By— Riya Maroo and Shravan Kumar


Uber Acquired Postmates

On 6th July 2020, Uber acquired Postmates for $2.65 bn. This deal unites Uber's global Rides and Eats network with the distinctive delivery business of Postmates. In the U.S., Postmates are highly complementary to Uber Eats, with differentiated regional focus areas and client demographics, and strong relationships between Postmates and small and medium-sized restaurants, especially local favourites that attract clients to the Postmates brand. Food delivery apps have grown rapidly in recent years, connecting drivers, restaurants, and customers. Uber Uber Technologies, Inc., commonly referred to as Uber, offers vehicles for hire, food delivery (Uber Eats), package delivery, couriers, and freight transportation. The corporation is located in San Francisco and has operations in over 900 metropolitan areas worldwide. It's one amongst the most important providers within the gig economy (short-term work economy) and is additionally a pioneer within the development of self-driving cars. Uber is estimated to have over 110 mn. monthly active users worldwide. Uber features a 67% market share for ride-sharing and a 24% market share for food delivery. Uber has been so prominent within the sharing economy that the changes in industries as a result of it are mentioned as uberisation, and lots of start-ups have described their products as "Uber for X". Postmates Launched in 2011, Postmates is one of the on-demand delivery companies in the US, offering delivery from restaurants and stores that had not previously provided delivery services for goods. Within the half-moon of 2020, Postmates had revenue of $107 mn. and 1,15,000 merchants who used the platform. Postmates operates in 2,940 US cities as of February 2019. The service relies


on mobile applications and its Global Positioning System capabilities to match inventories and consumer demand. Reason Uber has agreed to buy the Postmates food delivery start-up for $2.65 bn. It aims to expand its presence in on-demand food delivery while its core ride-hailing business struggles.

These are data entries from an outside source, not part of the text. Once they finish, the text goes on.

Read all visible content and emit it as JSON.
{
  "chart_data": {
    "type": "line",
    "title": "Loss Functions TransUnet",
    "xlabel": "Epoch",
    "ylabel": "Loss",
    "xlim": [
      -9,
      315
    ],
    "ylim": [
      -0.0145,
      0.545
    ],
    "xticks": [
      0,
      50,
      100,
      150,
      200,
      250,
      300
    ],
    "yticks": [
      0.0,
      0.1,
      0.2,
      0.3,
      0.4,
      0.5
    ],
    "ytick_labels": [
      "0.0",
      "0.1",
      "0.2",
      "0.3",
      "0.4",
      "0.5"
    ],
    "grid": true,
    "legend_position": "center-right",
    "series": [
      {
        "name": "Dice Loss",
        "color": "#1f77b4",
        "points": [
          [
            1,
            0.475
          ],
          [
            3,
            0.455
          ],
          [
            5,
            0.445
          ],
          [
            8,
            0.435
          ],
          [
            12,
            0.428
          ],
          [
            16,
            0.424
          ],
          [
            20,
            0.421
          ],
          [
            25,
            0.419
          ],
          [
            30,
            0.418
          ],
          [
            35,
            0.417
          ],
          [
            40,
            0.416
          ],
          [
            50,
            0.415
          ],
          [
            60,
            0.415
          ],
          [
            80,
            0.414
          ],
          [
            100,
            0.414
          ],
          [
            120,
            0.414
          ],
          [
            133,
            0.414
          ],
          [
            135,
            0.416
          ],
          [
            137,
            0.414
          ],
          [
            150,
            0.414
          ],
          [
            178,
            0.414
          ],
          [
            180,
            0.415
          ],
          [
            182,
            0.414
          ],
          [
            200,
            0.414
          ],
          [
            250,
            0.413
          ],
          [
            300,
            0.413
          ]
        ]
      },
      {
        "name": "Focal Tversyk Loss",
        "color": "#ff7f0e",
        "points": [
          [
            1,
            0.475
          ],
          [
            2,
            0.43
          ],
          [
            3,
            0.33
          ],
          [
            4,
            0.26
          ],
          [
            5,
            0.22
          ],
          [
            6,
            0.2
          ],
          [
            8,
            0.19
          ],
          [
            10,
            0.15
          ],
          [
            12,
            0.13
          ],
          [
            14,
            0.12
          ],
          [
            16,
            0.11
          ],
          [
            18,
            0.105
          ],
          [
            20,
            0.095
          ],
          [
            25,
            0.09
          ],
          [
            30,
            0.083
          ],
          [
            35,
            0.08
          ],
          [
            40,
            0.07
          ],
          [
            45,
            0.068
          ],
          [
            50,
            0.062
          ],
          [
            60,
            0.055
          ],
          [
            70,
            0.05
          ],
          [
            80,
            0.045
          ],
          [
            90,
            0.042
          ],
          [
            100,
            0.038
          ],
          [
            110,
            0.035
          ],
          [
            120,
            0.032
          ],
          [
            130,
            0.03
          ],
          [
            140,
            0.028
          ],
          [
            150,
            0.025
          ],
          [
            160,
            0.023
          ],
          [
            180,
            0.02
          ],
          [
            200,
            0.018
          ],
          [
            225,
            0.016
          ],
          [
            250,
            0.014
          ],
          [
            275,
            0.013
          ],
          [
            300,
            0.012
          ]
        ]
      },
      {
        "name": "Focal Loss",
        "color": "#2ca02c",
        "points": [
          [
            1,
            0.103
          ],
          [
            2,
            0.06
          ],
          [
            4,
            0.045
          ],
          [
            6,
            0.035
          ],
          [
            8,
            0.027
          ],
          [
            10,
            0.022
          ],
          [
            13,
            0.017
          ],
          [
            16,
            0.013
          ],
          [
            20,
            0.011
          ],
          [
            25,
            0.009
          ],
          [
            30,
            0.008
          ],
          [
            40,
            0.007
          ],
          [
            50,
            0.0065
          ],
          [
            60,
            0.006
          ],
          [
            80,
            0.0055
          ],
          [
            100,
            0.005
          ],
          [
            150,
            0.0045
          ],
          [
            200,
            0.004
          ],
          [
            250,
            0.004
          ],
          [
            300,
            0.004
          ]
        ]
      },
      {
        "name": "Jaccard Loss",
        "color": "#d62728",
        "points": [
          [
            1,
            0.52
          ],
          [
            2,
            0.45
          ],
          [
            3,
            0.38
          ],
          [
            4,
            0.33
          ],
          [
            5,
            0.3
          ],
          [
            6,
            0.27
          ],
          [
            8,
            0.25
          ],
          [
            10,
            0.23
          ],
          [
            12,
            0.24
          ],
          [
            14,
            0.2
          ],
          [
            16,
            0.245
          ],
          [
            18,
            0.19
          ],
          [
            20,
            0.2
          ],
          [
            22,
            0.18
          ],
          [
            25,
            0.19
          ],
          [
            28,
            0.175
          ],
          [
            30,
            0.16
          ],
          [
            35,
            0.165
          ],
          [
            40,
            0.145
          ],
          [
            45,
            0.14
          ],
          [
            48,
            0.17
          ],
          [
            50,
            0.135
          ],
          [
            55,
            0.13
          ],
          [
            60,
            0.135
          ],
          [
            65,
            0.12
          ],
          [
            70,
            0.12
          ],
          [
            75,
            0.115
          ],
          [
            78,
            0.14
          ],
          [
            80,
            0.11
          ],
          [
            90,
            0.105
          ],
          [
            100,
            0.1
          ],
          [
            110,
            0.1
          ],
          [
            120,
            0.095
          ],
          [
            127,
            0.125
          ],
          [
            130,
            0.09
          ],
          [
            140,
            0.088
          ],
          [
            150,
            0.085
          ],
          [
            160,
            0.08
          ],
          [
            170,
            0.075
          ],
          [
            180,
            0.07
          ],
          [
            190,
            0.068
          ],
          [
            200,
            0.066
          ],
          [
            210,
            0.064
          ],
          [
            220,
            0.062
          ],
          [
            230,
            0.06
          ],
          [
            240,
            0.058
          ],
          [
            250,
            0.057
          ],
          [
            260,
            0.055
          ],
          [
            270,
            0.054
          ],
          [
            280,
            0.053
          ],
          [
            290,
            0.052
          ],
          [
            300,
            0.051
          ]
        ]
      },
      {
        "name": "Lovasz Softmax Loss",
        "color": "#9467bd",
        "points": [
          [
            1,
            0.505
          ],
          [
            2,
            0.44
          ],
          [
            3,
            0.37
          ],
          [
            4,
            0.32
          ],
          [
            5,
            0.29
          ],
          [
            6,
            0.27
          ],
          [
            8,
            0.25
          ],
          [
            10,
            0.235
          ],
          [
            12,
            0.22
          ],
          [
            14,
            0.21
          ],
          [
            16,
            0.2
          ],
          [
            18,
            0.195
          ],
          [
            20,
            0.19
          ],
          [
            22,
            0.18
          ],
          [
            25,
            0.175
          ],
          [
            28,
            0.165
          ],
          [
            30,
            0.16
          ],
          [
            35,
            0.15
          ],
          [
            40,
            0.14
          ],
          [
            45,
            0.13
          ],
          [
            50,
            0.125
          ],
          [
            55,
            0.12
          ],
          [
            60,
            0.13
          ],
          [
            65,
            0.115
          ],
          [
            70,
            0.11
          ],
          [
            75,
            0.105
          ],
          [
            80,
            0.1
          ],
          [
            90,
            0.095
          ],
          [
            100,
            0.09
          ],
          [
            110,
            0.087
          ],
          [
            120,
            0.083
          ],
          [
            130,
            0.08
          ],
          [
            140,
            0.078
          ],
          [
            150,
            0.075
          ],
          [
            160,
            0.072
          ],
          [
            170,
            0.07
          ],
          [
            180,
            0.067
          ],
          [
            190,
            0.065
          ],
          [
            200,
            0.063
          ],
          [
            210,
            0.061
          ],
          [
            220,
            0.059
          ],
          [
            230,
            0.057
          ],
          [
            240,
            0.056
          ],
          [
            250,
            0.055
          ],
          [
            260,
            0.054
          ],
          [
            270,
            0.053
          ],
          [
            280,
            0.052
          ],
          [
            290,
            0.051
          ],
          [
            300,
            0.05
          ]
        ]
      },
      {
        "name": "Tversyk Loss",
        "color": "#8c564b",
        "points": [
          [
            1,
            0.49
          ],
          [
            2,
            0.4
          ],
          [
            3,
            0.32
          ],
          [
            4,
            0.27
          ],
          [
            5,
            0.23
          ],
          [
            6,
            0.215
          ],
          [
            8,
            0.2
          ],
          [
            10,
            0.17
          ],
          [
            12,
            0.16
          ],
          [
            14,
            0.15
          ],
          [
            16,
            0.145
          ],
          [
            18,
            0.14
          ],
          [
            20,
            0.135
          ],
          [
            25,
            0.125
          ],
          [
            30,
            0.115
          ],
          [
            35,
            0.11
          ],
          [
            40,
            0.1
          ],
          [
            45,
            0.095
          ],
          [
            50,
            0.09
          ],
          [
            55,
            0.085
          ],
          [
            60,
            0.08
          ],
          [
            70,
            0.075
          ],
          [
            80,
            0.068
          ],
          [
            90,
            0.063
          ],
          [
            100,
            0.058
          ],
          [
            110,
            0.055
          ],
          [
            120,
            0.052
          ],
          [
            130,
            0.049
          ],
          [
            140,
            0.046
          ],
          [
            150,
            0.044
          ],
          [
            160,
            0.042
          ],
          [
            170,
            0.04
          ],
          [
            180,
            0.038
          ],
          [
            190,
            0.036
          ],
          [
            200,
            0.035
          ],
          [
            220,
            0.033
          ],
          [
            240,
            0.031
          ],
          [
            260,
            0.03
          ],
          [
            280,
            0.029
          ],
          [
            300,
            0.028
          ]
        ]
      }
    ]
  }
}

The businesses announced the all-stock deal on 6th July 2020. Uber will combine Postmates with its food delivery subsidiary, Uber Eats, which has been growing during the coronavirus pandemic. Features 

Uber has confirmed the takeover. Under the terms of the deal, Uber will pay $2.65 bn. for 84 mn. shares of common stock for 100% of the fully diluted equity of Postmates. Uber intends to keep the Postmates app running as a separate service, supported by a more efficient, combined merchant, and delivery network. Postmates and Uber Eats would have a 37% share of food delivery sales within the US, consistent with Edison Trends, which tracks MasterCard spending. Postmates will still operate under their own name.

Daniel Ives, an analyst with Wedbush Securities, said that the deal was a defensive and offensive acquisition within the food delivery space for Uber at a time with its core ride-sharing business seeing massive headwinds during this Covid-19 pandemic.  Dara Khosrowshahi, Uber’s chief executive, said Uber might integrate certain Postmates services, including its $9.99-per-month subscription that gives nofee delivery on any orders over $12. Impact Uber and Postmates have long-established a belief that platforms like ours can power much more than just food delivery. "They can be a huge part of local trade and communities, particularly during crises like COVID-19," said Dara Khosrowshahi, CEO of Uber. As more people and more restaurants have come to use our services, Q2 bookings on Uber Eats are up more than 100 % yearly. The Road Ahead The merger made it possible to build better tools and technology for their merchant and restaurant partners, and that these will have a wider user base now to tap.